The SSDs on those cards act as VRAM, they interface directly with the GPU, not the PCI bus.

They act as a buffer between vram and system memory, but also transfer back to during rendering?
 
If the difference in performance are like difference between pcie 2.0 and pcie 3.0, then there is no point in the new standard.

http://www.hardwaresecrets.com/pci-express-3-0-vs-2-0-gaming-performance-gain/4/
Very little to do with actual standard, rather the hardware that can make use of it. As was mentioned earlier, 100G ethernet, Optane, 4x Titan X(x) & so many other devices will probably need something like 16x PCIe 5.0 in the future.
Gaming gains are minimal but there are already many other devices that have the potential to saturate the current PCIe 3.0 bus on regular desktops.
 
Very little to do with actual standard, rather the hardware that can make use of it. As was mentioned earlier, 100G ethernet, Optane, 4x Titan X(x) & so many other devices will probably need something like 16x PCIe 5.0 in the future.
Gaming gains are minimal but there are already many other devices that have the potential to saturate the current PCIe 3.0 bus on regular desktops.

Exactly what though???
 
2.0 8x takes a hit of 4%, 2.0 4x takes a hit of 16%... etc...I'd clarify and say 2.0 16x is still ok. :)

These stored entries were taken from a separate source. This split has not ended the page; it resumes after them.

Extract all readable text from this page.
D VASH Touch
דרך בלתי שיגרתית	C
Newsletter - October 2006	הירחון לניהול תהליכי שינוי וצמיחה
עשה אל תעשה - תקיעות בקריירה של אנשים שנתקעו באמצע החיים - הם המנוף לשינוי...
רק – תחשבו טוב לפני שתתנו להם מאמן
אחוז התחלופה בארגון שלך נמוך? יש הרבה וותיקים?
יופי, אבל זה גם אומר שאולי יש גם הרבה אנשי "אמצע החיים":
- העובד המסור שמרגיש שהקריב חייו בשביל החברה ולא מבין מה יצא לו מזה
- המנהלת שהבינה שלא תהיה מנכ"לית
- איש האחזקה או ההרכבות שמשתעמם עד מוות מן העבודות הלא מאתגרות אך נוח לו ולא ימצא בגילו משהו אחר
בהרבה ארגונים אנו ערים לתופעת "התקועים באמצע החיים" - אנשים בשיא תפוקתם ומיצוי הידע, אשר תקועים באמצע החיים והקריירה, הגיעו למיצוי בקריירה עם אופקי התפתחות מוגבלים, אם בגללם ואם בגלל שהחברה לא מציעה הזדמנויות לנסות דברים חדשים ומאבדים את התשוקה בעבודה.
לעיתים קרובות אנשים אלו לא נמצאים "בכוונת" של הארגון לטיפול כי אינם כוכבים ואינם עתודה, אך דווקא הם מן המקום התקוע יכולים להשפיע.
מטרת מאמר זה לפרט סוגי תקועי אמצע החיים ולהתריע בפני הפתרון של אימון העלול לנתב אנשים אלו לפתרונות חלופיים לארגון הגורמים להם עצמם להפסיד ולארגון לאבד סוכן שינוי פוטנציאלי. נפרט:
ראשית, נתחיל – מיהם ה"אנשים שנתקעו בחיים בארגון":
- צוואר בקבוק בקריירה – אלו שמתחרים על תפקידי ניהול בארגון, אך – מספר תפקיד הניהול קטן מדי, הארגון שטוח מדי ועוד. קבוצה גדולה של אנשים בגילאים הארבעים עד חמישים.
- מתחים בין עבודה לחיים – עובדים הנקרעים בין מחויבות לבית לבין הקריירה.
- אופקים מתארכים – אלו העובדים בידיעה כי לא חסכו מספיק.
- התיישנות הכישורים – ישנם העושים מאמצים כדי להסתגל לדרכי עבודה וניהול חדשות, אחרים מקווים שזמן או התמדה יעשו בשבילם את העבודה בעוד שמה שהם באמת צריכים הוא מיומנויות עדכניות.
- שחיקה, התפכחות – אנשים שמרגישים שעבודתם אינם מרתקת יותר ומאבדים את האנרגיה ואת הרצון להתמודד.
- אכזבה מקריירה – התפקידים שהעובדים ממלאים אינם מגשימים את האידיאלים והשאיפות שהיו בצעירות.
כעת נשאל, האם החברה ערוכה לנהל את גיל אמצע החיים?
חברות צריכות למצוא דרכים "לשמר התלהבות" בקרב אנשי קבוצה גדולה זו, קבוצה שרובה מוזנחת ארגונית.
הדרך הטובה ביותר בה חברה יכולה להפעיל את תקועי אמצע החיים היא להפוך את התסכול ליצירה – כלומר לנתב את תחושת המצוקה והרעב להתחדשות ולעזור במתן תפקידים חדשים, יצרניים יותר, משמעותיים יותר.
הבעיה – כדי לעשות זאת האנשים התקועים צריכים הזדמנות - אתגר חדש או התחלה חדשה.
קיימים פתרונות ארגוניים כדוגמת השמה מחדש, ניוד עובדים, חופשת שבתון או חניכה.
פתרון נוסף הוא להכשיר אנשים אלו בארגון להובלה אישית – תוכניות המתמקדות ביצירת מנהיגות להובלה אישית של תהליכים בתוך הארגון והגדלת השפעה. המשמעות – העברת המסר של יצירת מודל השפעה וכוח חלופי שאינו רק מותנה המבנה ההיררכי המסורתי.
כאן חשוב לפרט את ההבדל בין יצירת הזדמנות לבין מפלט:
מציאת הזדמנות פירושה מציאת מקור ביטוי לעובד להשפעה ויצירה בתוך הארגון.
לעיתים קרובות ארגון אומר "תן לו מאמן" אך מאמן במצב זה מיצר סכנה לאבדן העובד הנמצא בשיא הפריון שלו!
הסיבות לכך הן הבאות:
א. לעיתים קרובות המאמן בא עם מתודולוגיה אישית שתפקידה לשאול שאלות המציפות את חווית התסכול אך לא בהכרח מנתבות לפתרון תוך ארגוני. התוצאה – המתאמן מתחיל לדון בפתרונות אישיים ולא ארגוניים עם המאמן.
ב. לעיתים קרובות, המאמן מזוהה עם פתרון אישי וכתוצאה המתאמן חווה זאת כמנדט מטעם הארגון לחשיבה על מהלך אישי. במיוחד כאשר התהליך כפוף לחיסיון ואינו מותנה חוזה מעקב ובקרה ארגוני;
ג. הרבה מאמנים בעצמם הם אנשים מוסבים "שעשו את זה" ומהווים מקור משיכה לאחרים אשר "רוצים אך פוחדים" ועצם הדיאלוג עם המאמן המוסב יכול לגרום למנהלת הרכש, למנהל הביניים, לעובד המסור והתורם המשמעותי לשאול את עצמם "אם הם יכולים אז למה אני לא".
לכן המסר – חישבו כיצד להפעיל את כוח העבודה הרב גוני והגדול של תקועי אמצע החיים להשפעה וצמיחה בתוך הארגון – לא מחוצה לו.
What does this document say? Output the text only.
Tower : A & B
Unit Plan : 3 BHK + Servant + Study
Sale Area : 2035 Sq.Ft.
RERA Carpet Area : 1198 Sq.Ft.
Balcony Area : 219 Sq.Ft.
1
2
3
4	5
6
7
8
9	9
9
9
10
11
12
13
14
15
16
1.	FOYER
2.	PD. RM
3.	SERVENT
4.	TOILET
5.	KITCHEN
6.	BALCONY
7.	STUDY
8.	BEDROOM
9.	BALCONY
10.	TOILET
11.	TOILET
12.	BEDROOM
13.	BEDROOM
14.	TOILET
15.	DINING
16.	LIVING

It depends a lot on the game. The last figures I saw from benchmark articles were from years back, so they are not valid any longer with today's GPU power. On my old PCI-E 2.0 rig I noticed a big bottleneck in many games when I had plugged my GTX 1050 Ti to an x8 slot mistakenly. Also there are certain games that are bottlenecked by 2.0 x16 as well, one of them is rFactor 2 (discussed here).
 
I quoted those values from here who used a gtx 1080. Yes, it varies by game...i used the overall average as listed in the results.